Under Trump, the Environmental Protection Agency contends that freezing the fuel economy standards will reduce the average sticker price of new vehicles by about $2,700 by 2025, though that predicted savings is disputed by environmental groups and is more than double the EPA estimates from the prior administration.

Trump’s tweet does not address the money consumers would save at the gas pump if cars got better mileage. A study released by Consumer Reports in August found that the owner of a 2026 vehicle will pay over $3,300 more for gasoline during the life of a vehicle if the standards are frozen at 2021 levels.

Trump’s claim that his proposal would result in a cleaner environment is contrary to his own administration’s estimate that by freezing economy standards U.S. fuel consumption would increase by about 500,000 barrels per day, a 2 percent to 3 percent increase.
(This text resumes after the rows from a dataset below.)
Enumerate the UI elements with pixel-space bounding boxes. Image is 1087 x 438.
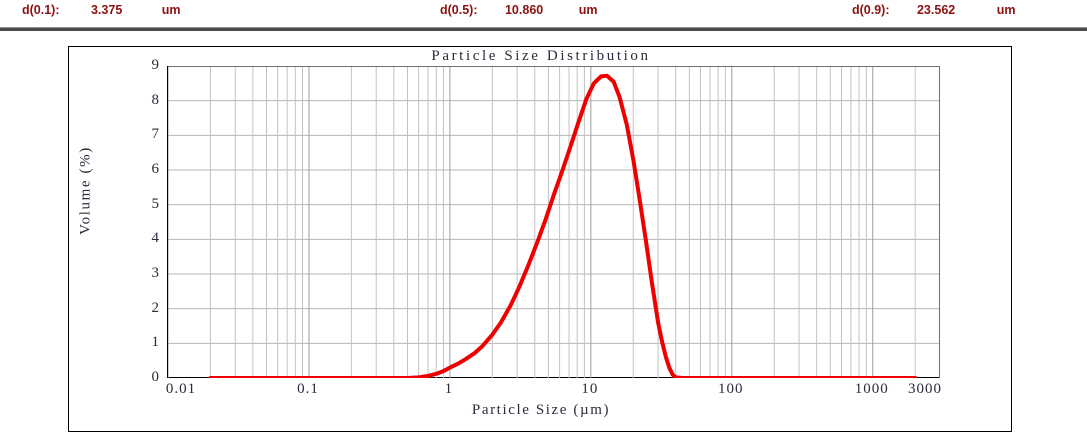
y-axis-title: Volume (%) (77, 146, 94, 235)
x-tick-label: 100 (718, 381, 744, 397)
x-tick-label: 1 (444, 381, 454, 397)
y-tick-label: 1 (151, 334, 160, 351)
stat-d50-unit: um (578, 3, 598, 17)
stat-d10-unit: um (161, 3, 181, 17)
stat-d50: d(0.5): 10.860 um (440, 3, 597, 17)
stat-d90-value: 23.562 (916, 3, 956, 17)
chart-frame: Particle Size Distribution Volume (%) Pa… (68, 46, 1012, 432)
stat-d50-value: 10.860 (504, 3, 544, 17)
y-tick-label: 4 (151, 230, 160, 247)
chart-title: Particle Size Distribution (431, 48, 651, 64)
stat-d50-label: d(0.5): (440, 3, 478, 17)
y-tick-label: 2 (151, 299, 160, 316)
statistics-header: d(0.1): 3.375 um d(0.5): 10.860 um d(0.9… (0, 0, 1087, 26)
x-tick-label: 0.1 (297, 381, 319, 397)
x-tick-label: 1000 (854, 381, 889, 397)
y-tick-label: 5 (151, 195, 160, 212)
y-tick-label: 6 (151, 161, 160, 177)
x-tick-label: 10 (581, 381, 599, 397)
plot-area (167, 66, 940, 378)
header-divider (0, 27, 1087, 31)
x-tick-label: 0.01 (165, 381, 197, 397)
y-tick-label: 7 (151, 126, 160, 143)
stat-d10-label: d(0.1): (22, 3, 60, 17)
y-tick-label: 3 (151, 265, 160, 281)
x-tick-label: 3000 (908, 381, 942, 397)
distribution-plot (168, 66, 940, 378)
y-tick-label: 8 (151, 91, 160, 108)
stat-d10-value: 3.375 (90, 3, 123, 17)
y-tick-label: 9 (151, 57, 160, 73)
stat-d90-unit: um (996, 3, 1016, 17)
y-tick-label: 0 (151, 369, 160, 385)
stat-d10: d(0.1): 3.375 um (22, 3, 181, 17)
stat-d90-label: d(0.9): (852, 3, 890, 17)
x-axis-title: Particle Size (µm) (471, 402, 611, 418)
stat-d90: d(0.9): 23.562 um (852, 3, 1015, 17)
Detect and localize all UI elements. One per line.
Environmental groups predict even more fuel consumed, resulting in higher pollution.

The administration argues that lower-cost vehicles would allow more people to buy new ones that are safer, cutting roadway deaths by 12,700 lives through the 2029 model year. But Consumer Reports says any safety impact from changes in gas mileage standards is small and won’t vary much from zero.

California’s authority to set its own, tougher emissions standards goes back to a waiver issued by Congress during passage of the Clean Air Act in 1970. The state has long pushed automakers to adopt more fuel-efficient passenger vehicles that emit less pollution.

California Attorney General Xavier Becerra said the Trump administration’s action will hurt both U.S. automakers and American families. He said California would fight the administration in federal court. Mills, a former Maine attorney general, said she also believed it was illegal.

“You have no basis and no authority to pull this waiver,” Becerra, a Democrat, said in a statement, referring to Trump. “We’re ready to fight for a future that you seem unable to comprehend.”

Trump’s Justice Department recently opened an antitrust investigation into a deal between California and four major automakers for tougher pollution and related mileage requirements than those sought by the Trump administration.

The deal struck in July between California and four of the world’s largest automakers — Ford, Honda, BMW and Volkswagen — bypassed the Trump administration’s plan to freeze emissions and fuel economy standards adopted under Obama at 2021 levels.

The U.S. transportation sector is the nation’s biggest single source of planet-warming greenhouse gasses. In Maine, transportation emissions made up roughly half of all carbon emissions in 2015.

BDN writer Michael Shepherd and Associated Press writer Tom Krisher contributed to this report.